Watch the video to learn how circles and circumference play an important role in the work Steph does as a football coach, and why circles play a useful part in sport generally.

To understand the circle, particular vocabulary must be learnt:

• The circumference of a circle is its perimeter.
• An arc is part of the circumference.
• The diameter is the whole distance across the circle through its centre.
• The radius is the distance from the circumference to the centre of the circle.
• The radius is half the diameter.

What is π (Pi)?

• π is the ratio of the circumference of a circle to the length of its diameter.
• For all circles, the circumference divided by the diameter gives π.
• Pi (π) is a constant.
• π is an irrational number, it cannot be expressed exactly so approximations are used in calculations. π is rounded most often to 3۰142 or 3۰14. The π button on a calculator gives greater accuracy.
• When using the π button the answer may be given in terms of π. The surd display can be changed to a decimal value by pressing the S

  ⇔

  D button.
• The final answer is rounded to the degree of accuracy asked for in the question. This may be a specific number of decimal places or significant figures.

To find the circumference of a circle use the given approximation for π or the π button on a calculator and either the diameter or the radius.

• The formula for the circumference when using the diameter is 𝑪 = π𝒅

1. Substitute the value of the diameter into the formula.
2. Multiply π by the diameter of the circle.

• The formula for the circumference when using the radius is 𝑪 = 2π𝒓

1. Substitute the value of the radius into the formula.
2. Multiply 2 by π then multiply by the radius, or multiply π by double the radius. (Double the radius is the same as the diameter).

• Round the answer to the degree of accuracy asked for in the question. This may involve rounding to a number of decimal places, dp, or rounding to a number of significant figures, sf.

To find the circumference in terms of π.

• When the π button is used on a calculator the answer is automatically given in terms of π. Working without a calculator, the circumference is the diameter value written before π.

To work out the diameter and the radius of a circle from its circumference.

1. Divide the circumference by π. This gives the diameter.
2. The radius is half of the diameter.

Practise pi and working out the circumference of circles with this quiz. You may need a pen and paper to help you with your answers.

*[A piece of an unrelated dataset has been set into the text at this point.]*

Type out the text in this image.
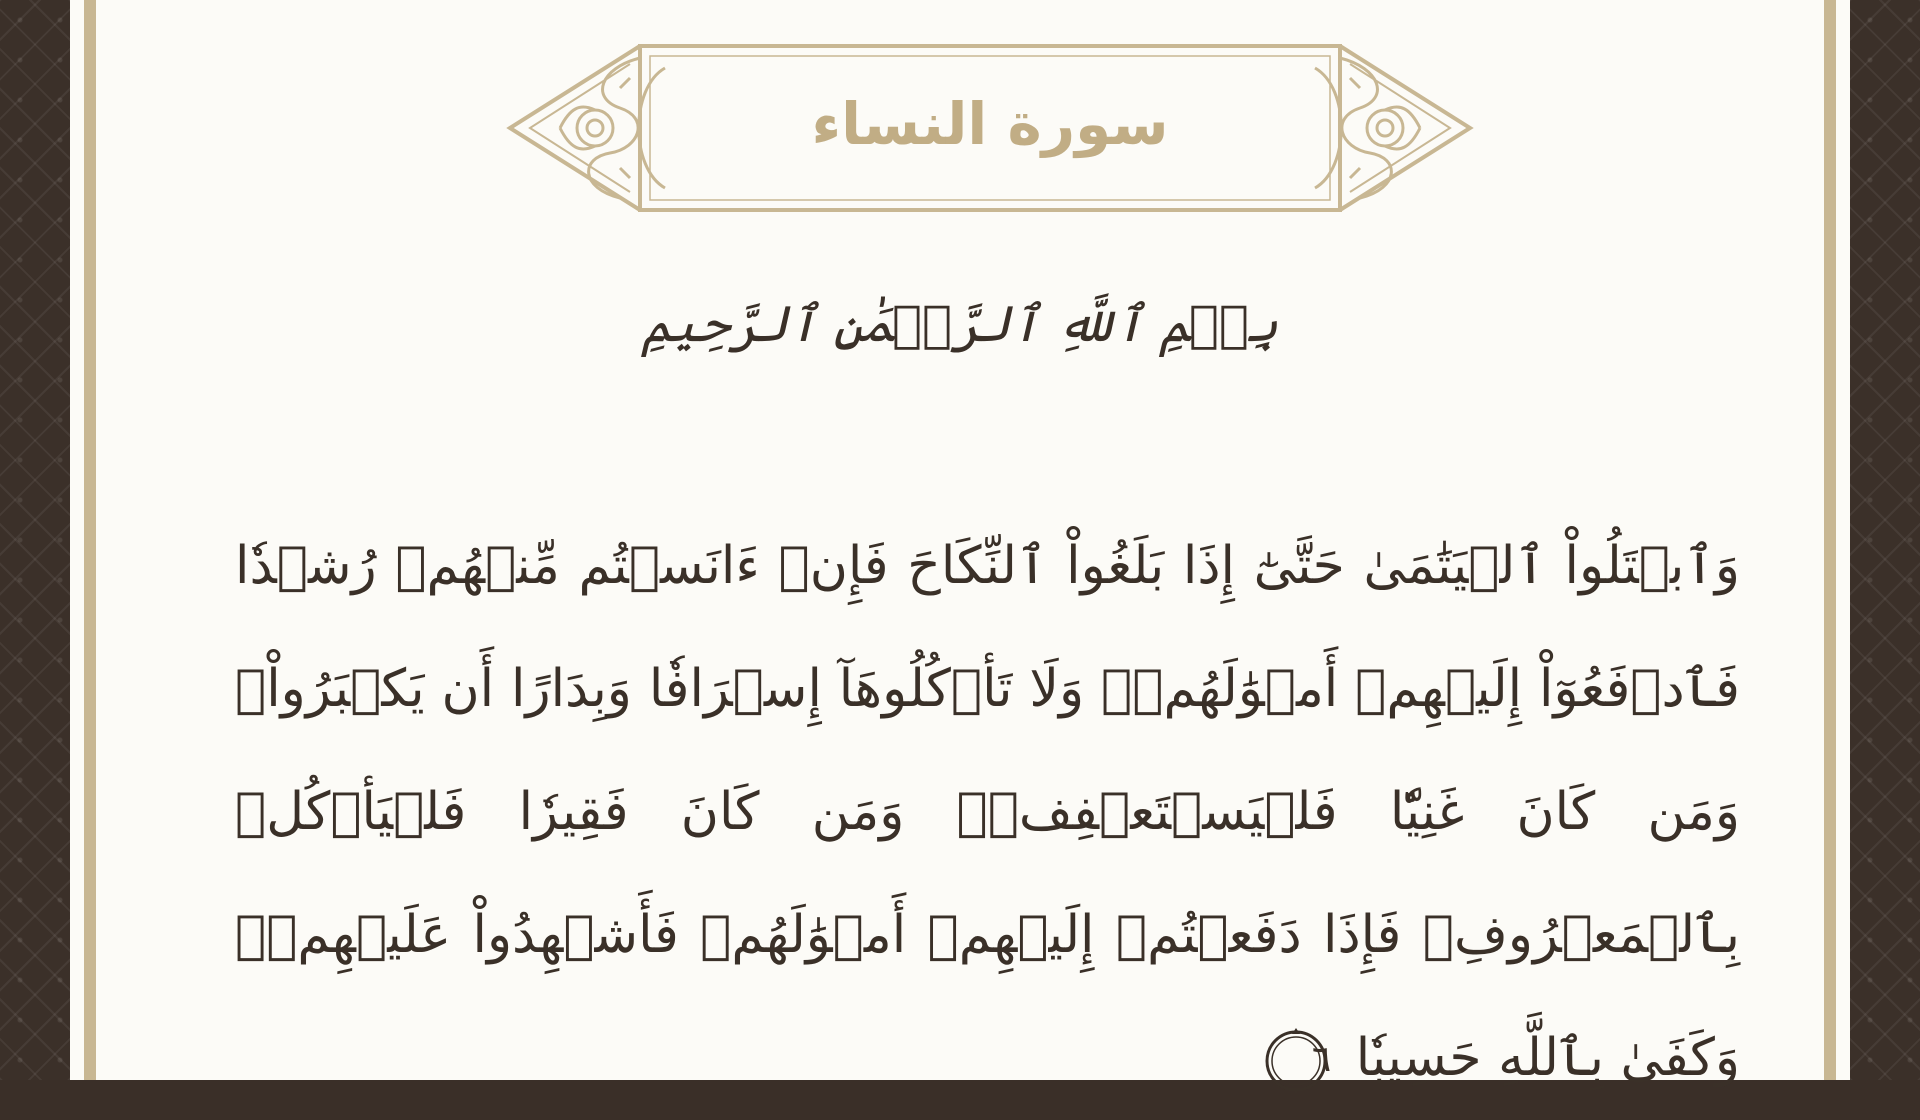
سورة النساء
بِسۡمِ ٱللَّهِ ٱلرَّحۡمَٰنِ ٱلرَّحِيمِ
وَٱبۡتَلُواْ ٱلۡيَتَٰمَىٰ حَتَّىٰٓ إِذَا بَلَغُواْ ٱلنِّكَاحَ فَإِنۡ ءَانَسۡتُم مِّنۡهُمۡ رُشۡدٗا فَٱدۡفَعُوٓاْ إِلَيۡهِمۡ أَمۡوَٰلَهُمۡۖ وَلَا تَأۡكُلُوهَآ إِسۡرَافٗا وَبِدَارًا أَن يَكۡبَرُواْۚ وَمَن كَانَ غَنِيّٗا فَلۡيَسۡتَعۡفِفۡۖ وَمَن كَانَ فَقِيرٗا فَلۡيَأۡكُلۡ بِٱلۡمَعۡرُوفِۚ فَإِذَا دَفَعۡتُمۡ إِلَيۡهِمۡ أَمۡوَٰلَهُمۡ فَأَشۡهِدُواْ عَلَيۡهِمۡۚ وَكَفَىٰ بِٱللَّهِ حَسِيبٗا
٦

The age of a tree can be found by counting the concentric rings in the cross-section of the trunk. In practical terms, chopping down a tree is not environmentally sound, so another method has been developed using the circumference of a tree trunk.

Measuring the circumference at a height of 1۰4 m (about 4’ 6”) and dividing by π gives the diameter of the tree. Multiplying the diameter by the growth factor for the particular species of tree then gives an estimate for the tree’s age.